Shaw illustrates that the present crisis the Church in America is facing is the worst it has dealt with in over two centuries. The “numbers” have spiraled downward — Mass attendance, Catholic marriages, priestly and religious vocations, enrollment in parochial schools and nearly everything else that counts. Not surprisingly, the opinion polls show widespread ignorance, confusion and alienation among American Catholics.

There are no easy answers to this crisis. But to a great extent, the answers are indeed in place, Shaw says, and we need to take them seriously. And the crisis brings with it an opportunity, as well as a need, to explain and defend Catholic teaching.
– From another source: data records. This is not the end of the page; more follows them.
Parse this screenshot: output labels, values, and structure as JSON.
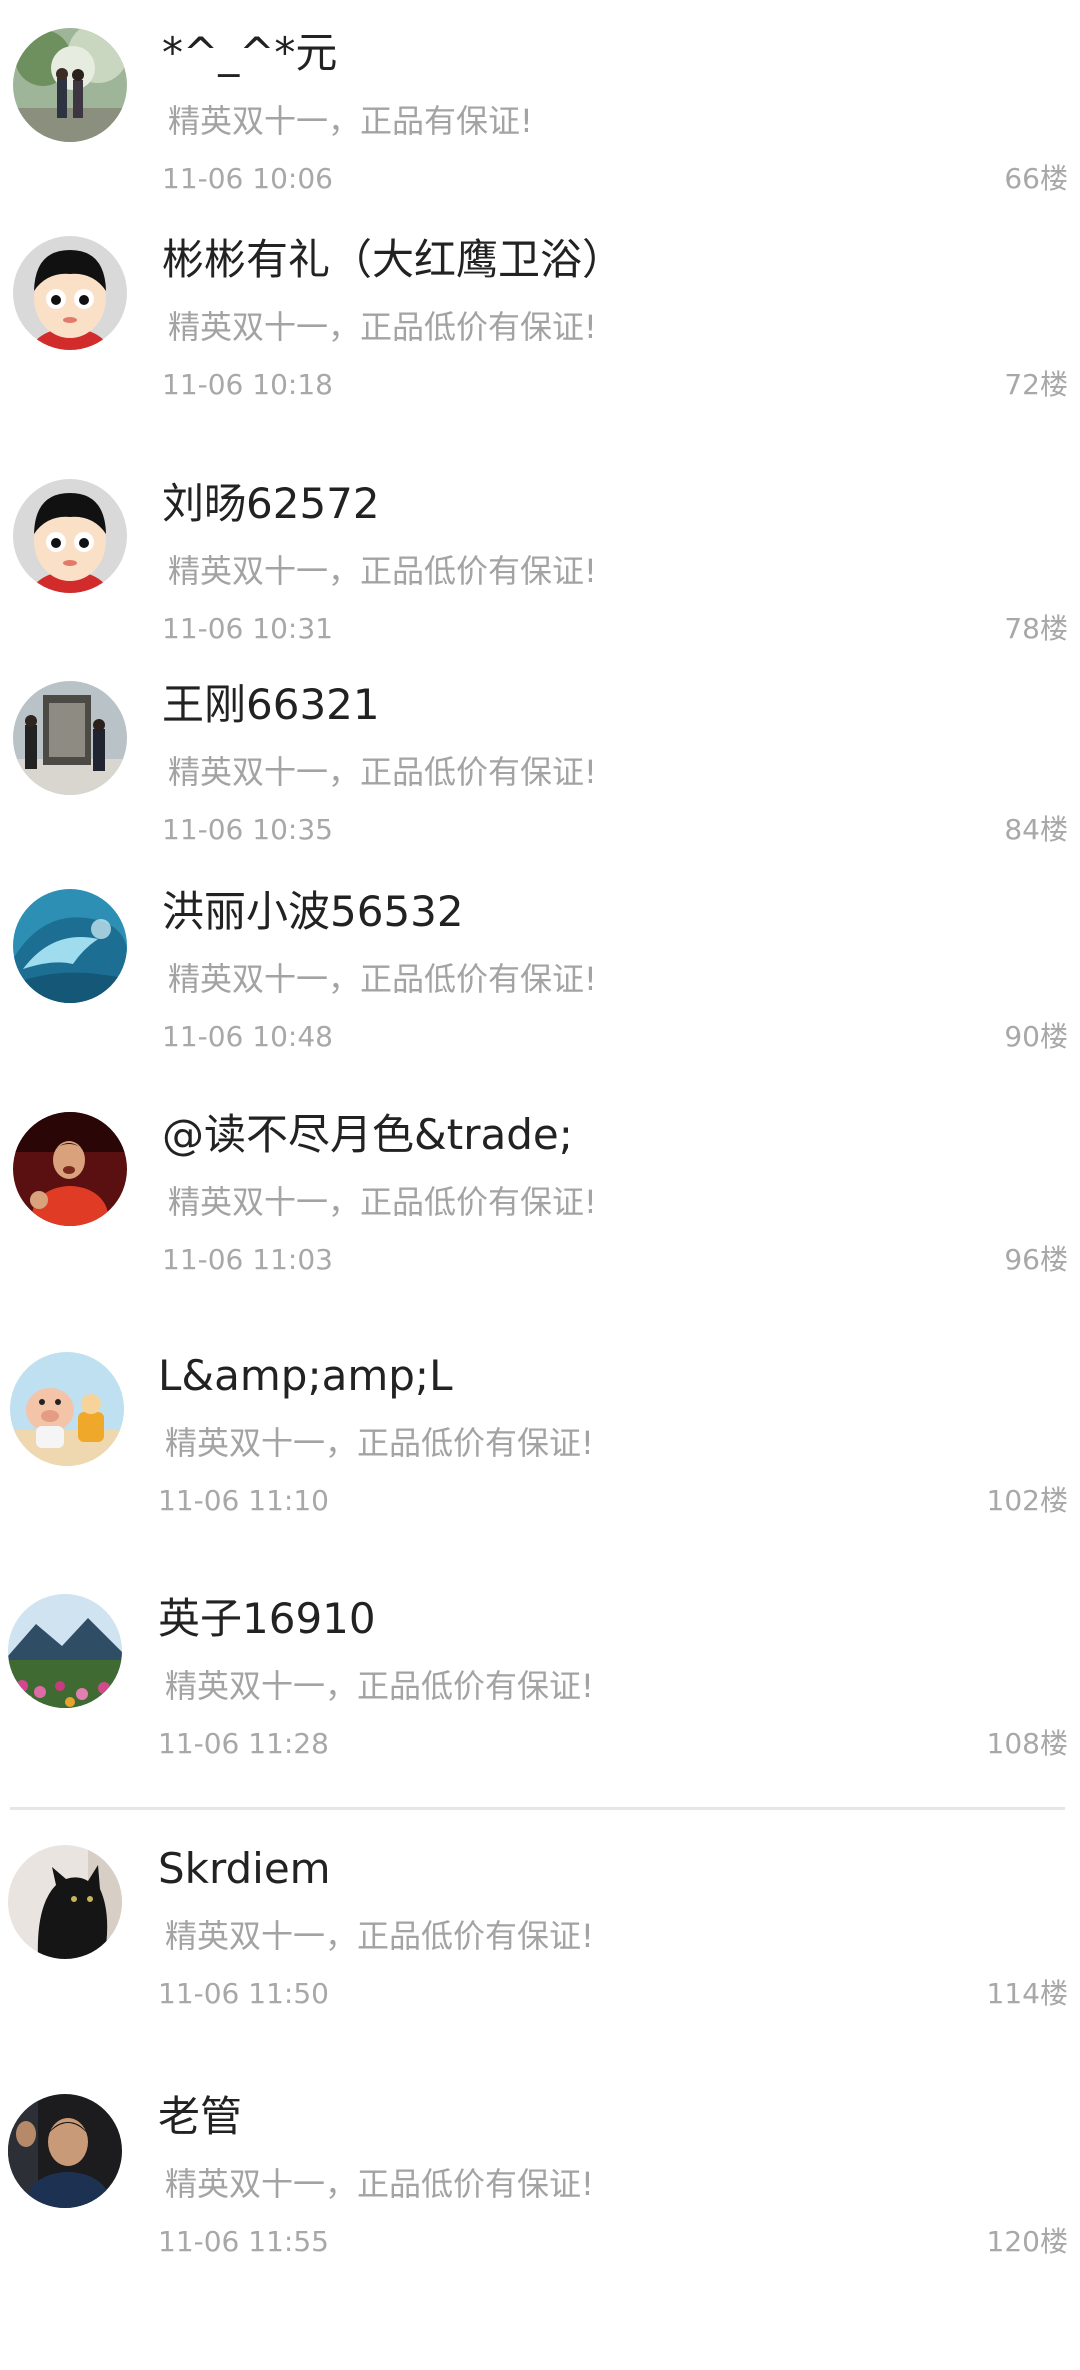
{
  "comments": [
    {
      "username": "*^_^*元",
      "content": "精英双十一，正品有保证!",
      "time": "11-06 10:06",
      "floor": "66楼",
      "avatar_icon": "couple-photo-avatar"
    },
    {
      "username": "彬彬有礼（大红鹰卫浴）",
      "content": "精英双十一，正品低价有保证!",
      "time": "11-06 10:18",
      "floor": "72楼",
      "avatar_icon": "default-cartoon-avatar"
    },
    {
      "username": "刘旸62572",
      "content": "精英双十一，正品低价有保证!",
      "time": "11-06 10:31",
      "floor": "78楼",
      "avatar_icon": "default-cartoon-avatar"
    },
    {
      "username": "王刚66321",
      "content": "精英双十一，正品低价有保证!",
      "time": "11-06 10:35",
      "floor": "84楼",
      "avatar_icon": "monument-photo-avatar"
    },
    {
      "username": "洪丽小波56532",
      "content": "精英双十一，正品低价有保证!",
      "time": "11-06 10:48",
      "floor": "90楼",
      "avatar_icon": "ocean-wave-avatar"
    },
    {
      "username": "@读不尽月色&trade;",
      "content": "精英双十一，正品低价有保证!",
      "time": "11-06 11:03",
      "floor": "96楼",
      "avatar_icon": "athlete-photo-avatar"
    },
    {
      "username": "L&amp;amp;L",
      "content": "精英双十一，正品低价有保证!",
      "time": "11-06 11:10",
      "floor": "102楼",
      "avatar_icon": "cartoon-pig-avatar"
    },
    {
      "username": "英子16910",
      "content": "精英双十一，正品低价有保证!",
      "time": "11-06 11:28",
      "floor": "108楼",
      "avatar_icon": "mountain-landscape-avatar"
    },
    {
      "username": "Skrdiem",
      "content": "精英双十一，正品低价有保证!",
      "time": "11-06 11:50",
      "floor": "114楼",
      "avatar_icon": "black-cat-avatar"
    },
    {
      "username": "老管",
      "content": "精英双十一，正品低价有保证!",
      "time": "11-06 11:55",
      "floor": "120楼",
      "avatar_icon": "man-photo-avatar"
    }
  ],
  "colors": {
    "username": "#222222",
    "secondary_text": "#a3a3a3",
    "divider": "#e6e6e6",
    "background": "#ffffff"
  }
}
“Tell people they’re called to be saints, provide them with means for doing that, and the story could be different,” Shaw says. “Many may still say ‘not interested,’ and others may say ‘some other time,’ but some may see being a Catholic Christian as an option worth taking seriously.”

In concluding his study, Shaw offers a number of thought-provoking suggestions about what the Church in America needs to do now in the face of an ongoing decline that is sapping its strength and may threaten its very survival.